Scott Walker: The Drift (4AD) The progression of Walker’s career has been bizarre. In 1965, he was one of three unrelated singers who formed a vocal group in California called the Walker Brothers. After moving to London, they released a series of ballads that earned them fame rivaling the Beatles’, but the group abruptly disbanded in 1967, when Scott disappeared to a monastery to learn Gregorian chant. He emerged later that year, releasing a quick succession of chart-topping solo albums inspired by the guttural Belgian-French songwriter Jacques Brel — three in 1969 alone! After that, he grew far less prolific and more uncompromising; his latest record, The Drift, is only his third in as many decades. Walker bellows dramatic, austere lyrics, backed by a chilling landscape of hovering violins and mysterious clanking noises. (Reportedly, it includes a guy punching a side of raw meat.) If you have a taste for experimental music, you’ll treasure The Drift as one of the brainiest, most carefully crafted records in your collection. Like William Gaddis or Samuel Beckett — only without the reading.

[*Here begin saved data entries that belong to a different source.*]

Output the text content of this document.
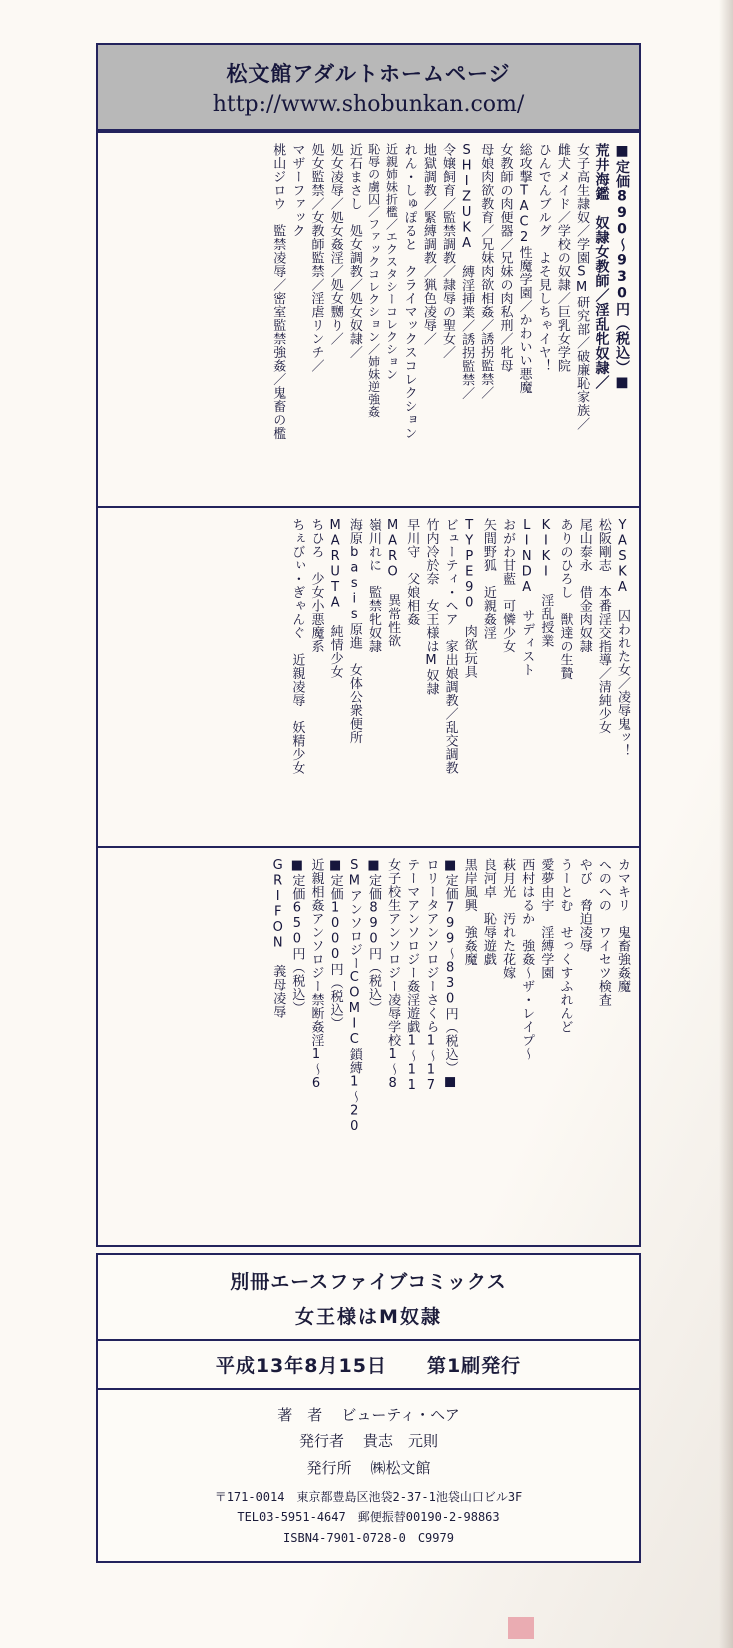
松文館アダルトホームページ
http://www.shobunkan.com/
■定価890〜930円（税込）■
荒井海鑑　奴隷女教師／淫乱牝奴隷／
女子高生隷奴／学園SM研究部／破廉恥家族／
雌犬メイド／学校の奴隷／巨乳女学院
ひんでんブルグ　よそ見しちゃイヤ！
総攻撃TAC2性魔学園／かわいい悪魔
女教師の肉便器／兄妹の肉私刑／牝母
母娘肉欲教育／兄妹肉欲相姦／誘拐監禁／
SHIZUKA　縛淫挿業／誘拐監禁／
令嬢飼育／監禁調教／隷辱の聖女／
地獄調教／緊縛調教／猟色凌辱／
れん・しゅぽると　クライマックスコレクション
近親姉妹折檻／エクスタシーコレクション
恥辱の虜囚／ファックコレクション／姉妹逆強姦
近石まさし　処女調教／処女奴隷／
処女凌辱／処女姦淫／処女嬲り／
処女監禁／女教師監禁／淫虐リンチ／
マザーファック
桃山ジロウ　監禁凌辱／密室監禁強姦／鬼畜の檻
YASKA　囚われた女／凌辱鬼ッ！
松阪剛志　本番淫交指導／清純少女
尾山泰永　借金肉奴隷
ありのひろし　獣達の生贄
KIKI　淫乱授業
LINDA　サディスト
おがわ甘藍　可憐少女
矢間野狐　近親姦淫
TYPE90　肉欲玩具
ビューティ・ヘア　家出娘調教／乱交調教
竹内冷於奈　女王様はM奴隷
早川守　父娘相姦
MARO　異常性欲
嶺川れに　監禁牝奴隷
海原basis原進　女体公衆便所
MARUTA　純情少女
ちひろ　少女小悪魔系
ちぇびぃ・ぎゃんぐ　近親凌辱　妖精少女
カマキリ　鬼畜強姦魔
へのへの　ワイセツ検査
やび　脅迫凌辱
うーとむ　せっくすふれんど
愛夢由宇　淫縛学園
西村はるか　強姦〜ザ・レイプ〜
萩月光　汚れた花嫁
良河卓　恥辱遊戯
黒岸風興　強姦魔
■定価799〜830円（税込）■
ロリータアンソロジーさくら1〜17
テーマアンソロジー姦淫遊戯1〜11
女子校生アンソロジー凌辱学校1〜8
■定価890円（税込）
SMアンソロジーCOMIC鎖縛1〜20
■定価1000円（税込）
近親相姦アンソロジー禁断姦淫1〜6
■定価650円（税込）
GRIFON　義母凌辱
別冊エースファイブコミックス
女王様はM奴隷
平成13年8月15日 第1刷発行
著　者 ビューティ・ヘア
発行者 貴志　元則
発行所 ㈱松文館
〒171-0014　東京都豊島区池袋2-37-1池袋山口ビル3F
TEL03-5951-4647　郵便振替00190-2-98863
ISBN4-7901-0728-0　C9979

Beirut: Gulag Orkestar (BaDaBing!) Blogger advocates of Beirut (20-year-old New Mexico native Zach Condon) really seem to enjoy his lo-fi troubadour/Gypsy schtick. When stretched over 11 tracks, though, his “songwriting” sounds more like a talent for quirky arrangements. That said, “Mount Wroclai” would be a winner in anyone’s hands, and he clearly has a future — if he doesn’t believe his own hype.

Outkast: “The Mighty ‘O’?” (LaFace) I’m eagerly awaiting Outkast’s oft-postponed film, the 1930s pastiche Idlewild. This early leak from the soundtrack bears some relation to Stankonia (2000) and Speakerboxxx/The Love Below (2003), excellent albums that established Outkast as a Caucasians’ favorite, funky yet nonthreatening hip-hop act. “The Mighty ‘O’?” embodies the duo’s low-friction bounce (like Lil’ Jon without the grit) and introduces a fresh series of nonsense syllables to fall in love with (“hey ya” meets “addi-yadda-yadda-ya/odi-yodi-yodi-yo”). Unfortunately, it fails to resolve into something transcendent. Two more syllables for you: Ho-hum.